1. A preparation method of a positive electrode active material of a lithium-sulfur battery is characterized by comprising the following steps:

uniformly mixing lithium sulfide and a sulfur-containing organic substance, or uniformly mixing sulfide, a sulfur-containing organic substance and a conductive substance, and roasting to obtain a positive electrode active material of a lithium-sulfur battery; wherein the content of the first and second substances,

in the lithium-sulfur battery positive active material, lithium sulfide is connected with a carbon material doped with sulfur element in a sintering way; or the like, or, alternatively,

sintering and connecting lithium sulfide with a carbon material doped with sulfur and a conductive substance;

in the preparation method, firstly, respectively dissolving lithium sulfide and a sulfur-containing organic substance in a solvent, uniformly mixing, and then removing the solvent, or respectively dissolving lithium sulfide, a sulfur-containing organic substance and a conductive substance in a solvent, uniformly mixing, and then removing the solvent, so as to obtain a precursor material;

roasting the precursor material to obtain the lithium-sulfur battery positive active material;

the sulfur-containing organic matter is a polymer containing carbon and sulfur;

the polymer containing carbon and sulfur is a polymer containing carbon and sulfur on the main chain.

2. The method according to claim 1, wherein the polymer containing elemental carbon and elemental sulfur is at least one selected from the group consisting of polythiophene, polysulfone, and polythioether.

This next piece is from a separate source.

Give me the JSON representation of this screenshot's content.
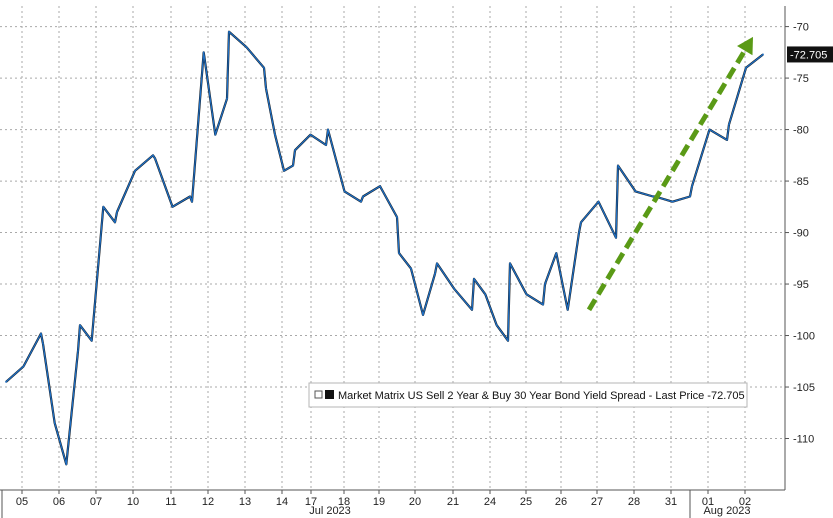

3. The production method according to claim 1, wherein the conductive substance is at least one selected from the group consisting of carbon nanotubes, carbon fibers, graphene oxide, and conductive carbon black.

4. The method according to claim 1, wherein the firing is performed under an inert gas atmosphere.

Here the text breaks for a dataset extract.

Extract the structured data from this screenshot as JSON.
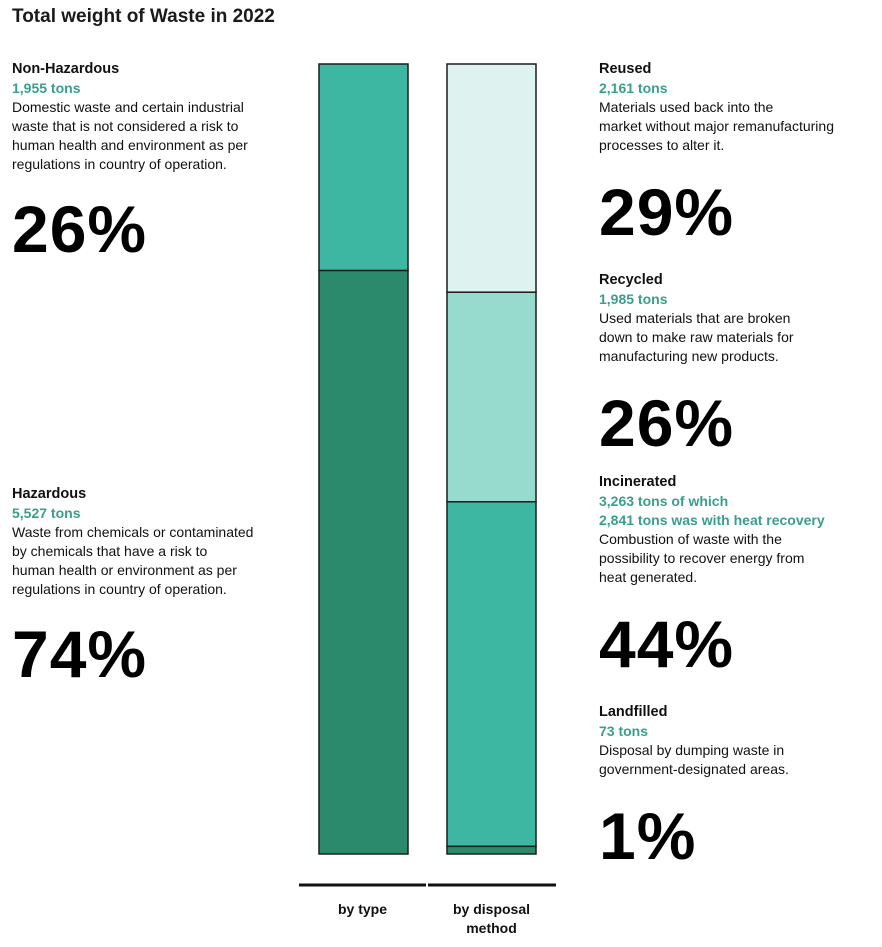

5. The preparation method as claimed in claim 4, wherein the temperature is raised to 1000 ℃ at a rate of 1-5 ℃/min during the calcination, and the temperature is maintained for 0.5-3h to obtain the positive active material of the lithium-sulfur battery.

6. The method according to claim 1, wherein the solvent is at least one selected from the group consisting of N-methylpyrrolidone, tetrahydrofuran, chloroform, toluene, xylene, dichlorobenzene, and dimethylsulfoxide.

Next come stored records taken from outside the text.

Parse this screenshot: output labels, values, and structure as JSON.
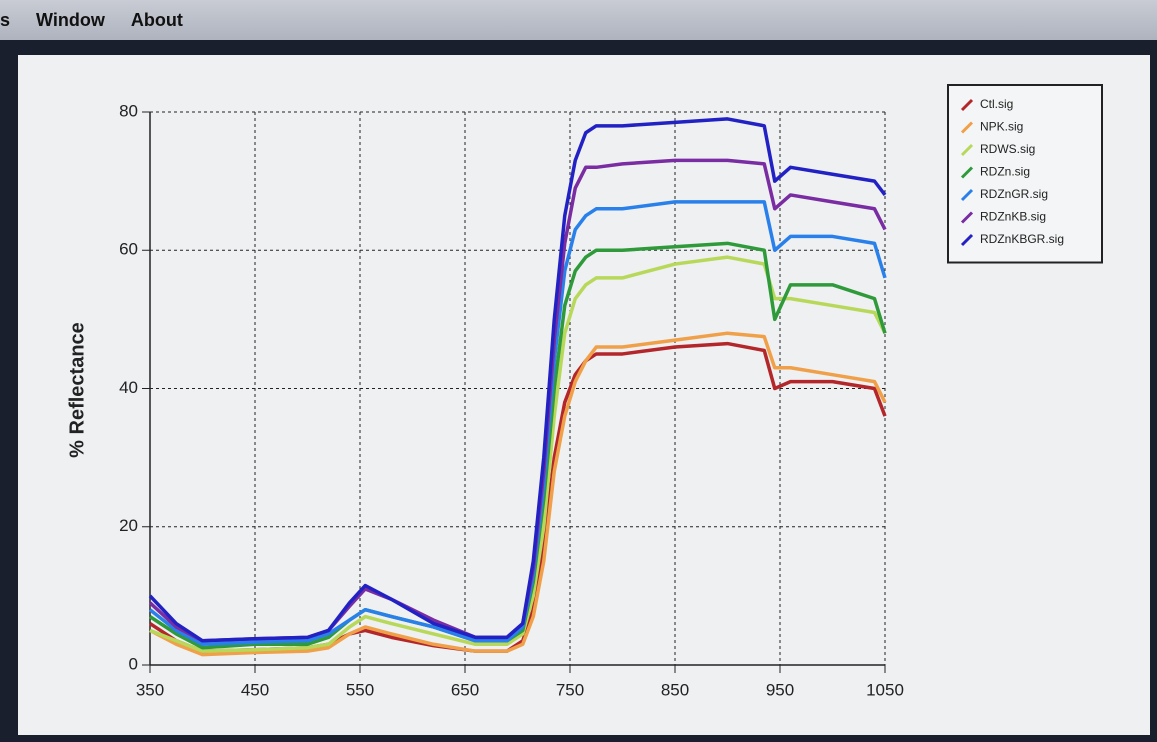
{
  "menu": [
    "s",
    "Window",
    "About"
  ],
  "chart_data": {
    "type": "line",
    "ylabel": "% Reflectance",
    "x": [
      350,
      375,
      400,
      450,
      500,
      520,
      540,
      555,
      580,
      620,
      660,
      690,
      705,
      715,
      725,
      735,
      745,
      755,
      765,
      775,
      800,
      850,
      900,
      935,
      945,
      960,
      1000,
      1040,
      1050
    ],
    "xlim": [
      350,
      1050
    ],
    "xticks": [
      350,
      450,
      550,
      650,
      750,
      850,
      950,
      1050
    ],
    "ylim": [
      0,
      80
    ],
    "yticks": [
      0,
      20,
      40,
      60,
      80
    ],
    "grid": true,
    "legend": "upper right",
    "series": [
      {
        "name": "Ctl.sig",
        "color": "#b3262a",
        "values": [
          6,
          3.5,
          2,
          2.2,
          2.5,
          3,
          4.5,
          5,
          4,
          2.8,
          2,
          2,
          3.5,
          8,
          17,
          30,
          38,
          42,
          44,
          45,
          45,
          46,
          46.5,
          45.5,
          40,
          41,
          41,
          40,
          36
        ]
      },
      {
        "name": "NPK.sig",
        "color": "#f0a048",
        "values": [
          5,
          3,
          1.5,
          1.8,
          2,
          2.5,
          4.5,
          5.5,
          4.5,
          3,
          2,
          2,
          3,
          7,
          15,
          28,
          36,
          41,
          44,
          46,
          46,
          47,
          48,
          47.5,
          43,
          43,
          42,
          41,
          38
        ]
      },
      {
        "name": "RDWS.sig",
        "color": "#b8d85a",
        "values": [
          5,
          3.5,
          2,
          2.2,
          2.5,
          3,
          5.5,
          7,
          6,
          4.5,
          3,
          3,
          4.5,
          10,
          20,
          36,
          48,
          53,
          55,
          56,
          56,
          58,
          59,
          58,
          53,
          53,
          52,
          51,
          48
        ]
      },
      {
        "name": "RDZn.sig",
        "color": "#2e9a3a",
        "values": [
          7,
          4.5,
          2.5,
          3,
          3,
          4,
          6.5,
          8,
          7,
          5.5,
          3.5,
          3.5,
          5,
          12,
          24,
          40,
          52,
          57,
          59,
          60,
          60,
          60.5,
          61,
          60,
          50,
          55,
          55,
          53,
          48
        ]
      },
      {
        "name": "RDZnGR.sig",
        "color": "#2a80ea",
        "values": [
          8,
          5,
          3,
          3.3,
          3.5,
          4.5,
          6.5,
          8,
          7,
          5.5,
          3.5,
          3.5,
          5.5,
          13,
          26,
          44,
          57,
          63,
          65,
          66,
          66,
          67,
          67,
          67,
          60,
          62,
          62,
          61,
          56
        ]
      },
      {
        "name": "RDZnKB.sig",
        "color": "#7a2ca2",
        "values": [
          9,
          5.5,
          3.5,
          3.8,
          4,
          5,
          8.5,
          11,
          9.5,
          6.5,
          4,
          4,
          6,
          14,
          28,
          47,
          61,
          69,
          72,
          72,
          72.5,
          73,
          73,
          72.5,
          66,
          68,
          67,
          66,
          63
        ]
      },
      {
        "name": "RDZnKBGR.sig",
        "color": "#2222c4",
        "values": [
          10,
          6,
          3.5,
          3.8,
          4,
          5,
          9,
          11.5,
          9.5,
          6,
          4,
          4,
          6,
          15,
          30,
          50,
          65,
          73,
          77,
          78,
          78,
          78.5,
          79,
          78,
          70,
          72,
          71,
          70,
          68
        ]
      }
    ]
  }
}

7. A positive electrode material for a lithium-sulfur battery, comprising the positive electrode active material obtained by the production method according to any one of claims 1 to 6.

8. A lithium-sulfur battery comprising the positive electrode active material obtained by the production method according to any one of claims 1 to 6, or comprising the positive electrode material for a lithium-sulfur battery according to claim 7.